The result is often catastrophic. Some die in the womb or are stillborn. This may have been a major cause of stillbirths for centuries--Hippocrates mentions something like this disease. But it can attack after birth as well, usually within hours. I knew that babies die of this--some say up to 90%. What I didn't know was the effects some children who live may carry with them, which includes severe organ damage and severe brain damage.
I am missing quite a bit of specific information about my "case," including the mystery of why I was part of a very small minority of first-borns to have this affliction. But the family legend is very clear on one point: everyone was exclaiming on my appearance. My skin was golden. Only my grandmother understood that this meant something was wrong. The golden color is often the first sign of Rh Disease: it indicates jaundice. And things get worse from there.
I know that I received a blood transfusion. I know that the appropriate blood wasn't on hand, and my mother kept a list of names--I think there were six--of possible donors, including the one who donated the blood that was soon placed in my veins.
What I don't know is what kind of transfusion this was.
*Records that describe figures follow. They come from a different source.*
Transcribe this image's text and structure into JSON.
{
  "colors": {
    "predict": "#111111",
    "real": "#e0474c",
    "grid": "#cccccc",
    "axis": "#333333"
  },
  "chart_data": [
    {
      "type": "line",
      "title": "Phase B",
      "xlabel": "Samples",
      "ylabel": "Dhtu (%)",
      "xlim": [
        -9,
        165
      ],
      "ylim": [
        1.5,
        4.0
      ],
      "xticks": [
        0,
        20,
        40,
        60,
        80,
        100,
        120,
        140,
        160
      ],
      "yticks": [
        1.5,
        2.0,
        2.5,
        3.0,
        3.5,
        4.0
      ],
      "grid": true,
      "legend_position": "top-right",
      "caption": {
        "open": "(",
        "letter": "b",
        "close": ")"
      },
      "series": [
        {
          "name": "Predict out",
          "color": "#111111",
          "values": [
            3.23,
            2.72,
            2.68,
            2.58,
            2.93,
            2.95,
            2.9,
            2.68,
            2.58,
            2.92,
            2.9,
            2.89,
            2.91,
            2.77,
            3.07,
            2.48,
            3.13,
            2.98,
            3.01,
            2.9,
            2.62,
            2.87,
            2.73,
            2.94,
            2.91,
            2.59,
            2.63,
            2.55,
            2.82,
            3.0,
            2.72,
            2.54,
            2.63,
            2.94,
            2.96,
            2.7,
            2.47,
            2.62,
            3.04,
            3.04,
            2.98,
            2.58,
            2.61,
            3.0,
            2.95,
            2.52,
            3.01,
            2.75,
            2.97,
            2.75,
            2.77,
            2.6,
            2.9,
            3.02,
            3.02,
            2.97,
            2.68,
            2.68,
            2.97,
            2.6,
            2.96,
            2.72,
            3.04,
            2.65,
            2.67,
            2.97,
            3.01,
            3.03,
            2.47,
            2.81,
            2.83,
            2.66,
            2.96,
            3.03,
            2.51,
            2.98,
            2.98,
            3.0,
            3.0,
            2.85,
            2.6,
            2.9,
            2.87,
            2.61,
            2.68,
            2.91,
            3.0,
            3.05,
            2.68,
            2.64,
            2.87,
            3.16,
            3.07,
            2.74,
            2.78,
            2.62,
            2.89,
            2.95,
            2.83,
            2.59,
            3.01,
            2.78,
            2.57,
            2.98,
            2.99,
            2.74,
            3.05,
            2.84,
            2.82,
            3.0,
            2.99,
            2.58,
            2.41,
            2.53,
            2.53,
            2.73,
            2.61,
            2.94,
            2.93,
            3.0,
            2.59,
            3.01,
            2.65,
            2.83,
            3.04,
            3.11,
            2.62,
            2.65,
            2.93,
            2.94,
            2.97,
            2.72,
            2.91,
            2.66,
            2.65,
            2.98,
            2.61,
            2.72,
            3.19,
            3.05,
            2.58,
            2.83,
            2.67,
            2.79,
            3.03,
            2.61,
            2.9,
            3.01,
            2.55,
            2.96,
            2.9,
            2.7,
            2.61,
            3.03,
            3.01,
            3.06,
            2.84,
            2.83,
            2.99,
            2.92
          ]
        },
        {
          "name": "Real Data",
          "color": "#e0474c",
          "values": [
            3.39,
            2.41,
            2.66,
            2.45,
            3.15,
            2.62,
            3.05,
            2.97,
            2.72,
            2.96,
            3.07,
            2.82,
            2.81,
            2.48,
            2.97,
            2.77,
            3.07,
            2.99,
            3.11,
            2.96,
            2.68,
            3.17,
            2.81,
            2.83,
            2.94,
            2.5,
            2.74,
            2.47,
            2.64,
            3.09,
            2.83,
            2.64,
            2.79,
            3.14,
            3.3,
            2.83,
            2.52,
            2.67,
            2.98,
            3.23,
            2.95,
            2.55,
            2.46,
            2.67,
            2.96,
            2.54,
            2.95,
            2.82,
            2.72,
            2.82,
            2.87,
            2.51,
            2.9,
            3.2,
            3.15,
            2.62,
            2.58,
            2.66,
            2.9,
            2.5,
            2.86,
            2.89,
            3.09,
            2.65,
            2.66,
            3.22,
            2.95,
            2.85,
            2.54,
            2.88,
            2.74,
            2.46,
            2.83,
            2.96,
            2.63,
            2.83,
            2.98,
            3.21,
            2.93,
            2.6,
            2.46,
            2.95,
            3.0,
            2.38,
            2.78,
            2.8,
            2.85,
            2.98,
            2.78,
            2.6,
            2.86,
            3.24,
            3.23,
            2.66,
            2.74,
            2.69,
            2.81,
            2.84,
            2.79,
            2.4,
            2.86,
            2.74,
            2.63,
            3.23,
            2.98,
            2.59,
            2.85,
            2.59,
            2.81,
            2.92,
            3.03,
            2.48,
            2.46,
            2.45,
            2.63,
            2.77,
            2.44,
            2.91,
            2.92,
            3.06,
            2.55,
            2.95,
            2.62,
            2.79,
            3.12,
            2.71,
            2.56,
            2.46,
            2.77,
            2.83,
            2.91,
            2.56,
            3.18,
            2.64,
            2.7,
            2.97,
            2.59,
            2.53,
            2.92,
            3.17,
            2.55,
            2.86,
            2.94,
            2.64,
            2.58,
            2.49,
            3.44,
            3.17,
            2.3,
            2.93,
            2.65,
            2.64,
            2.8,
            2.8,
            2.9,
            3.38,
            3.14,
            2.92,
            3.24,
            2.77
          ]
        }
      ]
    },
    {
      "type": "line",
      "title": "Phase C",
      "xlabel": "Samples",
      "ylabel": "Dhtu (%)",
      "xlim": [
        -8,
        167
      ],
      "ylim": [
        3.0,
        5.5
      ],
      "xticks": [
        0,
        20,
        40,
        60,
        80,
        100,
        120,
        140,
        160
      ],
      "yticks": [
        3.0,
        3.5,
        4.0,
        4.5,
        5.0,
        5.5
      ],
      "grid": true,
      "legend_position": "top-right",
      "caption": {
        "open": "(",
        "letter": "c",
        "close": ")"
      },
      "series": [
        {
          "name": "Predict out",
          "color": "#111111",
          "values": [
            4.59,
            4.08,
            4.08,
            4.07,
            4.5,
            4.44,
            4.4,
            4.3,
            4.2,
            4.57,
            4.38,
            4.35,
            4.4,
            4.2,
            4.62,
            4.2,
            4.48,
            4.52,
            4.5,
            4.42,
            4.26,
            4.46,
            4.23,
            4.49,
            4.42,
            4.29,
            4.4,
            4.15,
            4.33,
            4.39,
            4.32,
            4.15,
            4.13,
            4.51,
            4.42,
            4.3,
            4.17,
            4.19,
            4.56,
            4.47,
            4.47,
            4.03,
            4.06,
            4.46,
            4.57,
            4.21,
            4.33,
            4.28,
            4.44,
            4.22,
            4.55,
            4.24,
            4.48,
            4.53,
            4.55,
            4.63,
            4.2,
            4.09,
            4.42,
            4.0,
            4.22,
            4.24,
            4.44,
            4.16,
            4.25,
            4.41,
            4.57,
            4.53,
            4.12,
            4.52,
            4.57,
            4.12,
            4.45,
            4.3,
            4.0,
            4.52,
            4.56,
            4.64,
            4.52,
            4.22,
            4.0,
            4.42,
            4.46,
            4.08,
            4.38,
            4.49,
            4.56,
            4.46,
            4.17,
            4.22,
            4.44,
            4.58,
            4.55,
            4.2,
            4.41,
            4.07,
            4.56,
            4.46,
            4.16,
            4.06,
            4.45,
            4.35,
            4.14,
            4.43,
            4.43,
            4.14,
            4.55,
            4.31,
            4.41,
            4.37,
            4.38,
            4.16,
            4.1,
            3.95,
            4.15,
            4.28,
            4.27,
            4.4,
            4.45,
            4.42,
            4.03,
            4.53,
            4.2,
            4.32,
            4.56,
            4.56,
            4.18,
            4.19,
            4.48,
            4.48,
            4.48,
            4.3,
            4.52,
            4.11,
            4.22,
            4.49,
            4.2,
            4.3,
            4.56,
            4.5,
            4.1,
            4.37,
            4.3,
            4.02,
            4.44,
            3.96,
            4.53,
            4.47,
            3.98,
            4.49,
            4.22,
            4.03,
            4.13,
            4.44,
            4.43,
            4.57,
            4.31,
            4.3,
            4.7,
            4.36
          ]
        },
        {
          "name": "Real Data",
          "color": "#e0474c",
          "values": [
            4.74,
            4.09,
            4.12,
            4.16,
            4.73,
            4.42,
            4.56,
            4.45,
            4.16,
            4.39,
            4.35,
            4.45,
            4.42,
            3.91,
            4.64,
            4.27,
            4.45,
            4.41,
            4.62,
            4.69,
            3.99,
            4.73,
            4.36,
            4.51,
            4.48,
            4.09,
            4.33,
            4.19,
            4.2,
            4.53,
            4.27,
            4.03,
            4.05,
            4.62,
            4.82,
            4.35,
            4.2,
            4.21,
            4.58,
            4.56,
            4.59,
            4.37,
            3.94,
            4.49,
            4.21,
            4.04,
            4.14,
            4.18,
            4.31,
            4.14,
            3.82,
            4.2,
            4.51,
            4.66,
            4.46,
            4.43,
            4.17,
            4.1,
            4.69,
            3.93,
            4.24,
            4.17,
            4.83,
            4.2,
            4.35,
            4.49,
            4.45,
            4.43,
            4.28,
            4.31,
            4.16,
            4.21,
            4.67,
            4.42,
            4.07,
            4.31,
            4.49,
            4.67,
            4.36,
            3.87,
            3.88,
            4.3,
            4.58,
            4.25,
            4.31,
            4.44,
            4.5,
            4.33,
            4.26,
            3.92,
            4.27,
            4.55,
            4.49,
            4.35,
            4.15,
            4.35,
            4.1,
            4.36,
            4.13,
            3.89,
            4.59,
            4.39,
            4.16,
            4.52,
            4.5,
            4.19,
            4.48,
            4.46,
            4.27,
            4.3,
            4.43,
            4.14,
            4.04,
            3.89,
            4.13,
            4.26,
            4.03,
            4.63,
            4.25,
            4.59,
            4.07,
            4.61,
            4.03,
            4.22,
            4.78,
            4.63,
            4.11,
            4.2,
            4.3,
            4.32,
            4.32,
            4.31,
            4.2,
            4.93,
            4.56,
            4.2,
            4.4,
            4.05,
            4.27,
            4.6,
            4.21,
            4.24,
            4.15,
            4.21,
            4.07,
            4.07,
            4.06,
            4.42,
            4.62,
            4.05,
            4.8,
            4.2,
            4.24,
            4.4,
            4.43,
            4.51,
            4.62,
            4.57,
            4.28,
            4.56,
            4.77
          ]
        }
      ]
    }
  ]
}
Various kinds were tried for this disease over at least a decade, with limited success, but the most effective ones weren't developed until 1944 and 1945, even 1946. They were various methods of "exchange transfusions," in which nearly all the baby's blood is removed while new blood is dripped in. Standard transfusions had limited success; exchange transfusions were much more effective, and saved hundreds of thousands of lives before a preventive vaccine was developed in the mid 1960s.
Few people now even know of the existence of this disease. But it was once a very, very serious matter. It led to suggestions that Rh incompatible couples should not be permitted to have children. Various states introduced legislation that came close to this eugenics approach.
The research to find a vaccine led to many other innovations. Before this, there was no fetal medicine or fetal research. It was considered too invasive. The amniocentesis that's become standard for pregnant women today was developed as a direct result of Rh Disease research.
But it's especially striking to me that so much happened regarding this condition around the year of my birth. The Rh Factor itself had been discovered only in 1940. Blood Banks in general wouldn't be routinely testing for it until 1950. It is just barely possible that some form of exchange transfusion was being done by the end of June 1946 at the western Pennsylvania hospital where I was born. I hope to find out whether that's what I received. It could be that my case was mild enough to respond to a standard transfusion.
It's very rare for a first-born to have this, unless the mother had a transfusion with Rh positive blood earlier in her life. But it wasn't unknown, and the theory was that an even more rare trait of the father's blood was responsible, but these cases usually were comparatively mild. So I might not have been in such mortal danger.
I've pieced together enough to be pretty sure that I was transfused with Rh negative blood. It was probably done over three days. The only effect of the disease that's shown up so far is probably my one deaf ear. I don't know if this exactly qualifies as borrowed time. But it does seem that from the beginning my life was very much embedded in its time and place.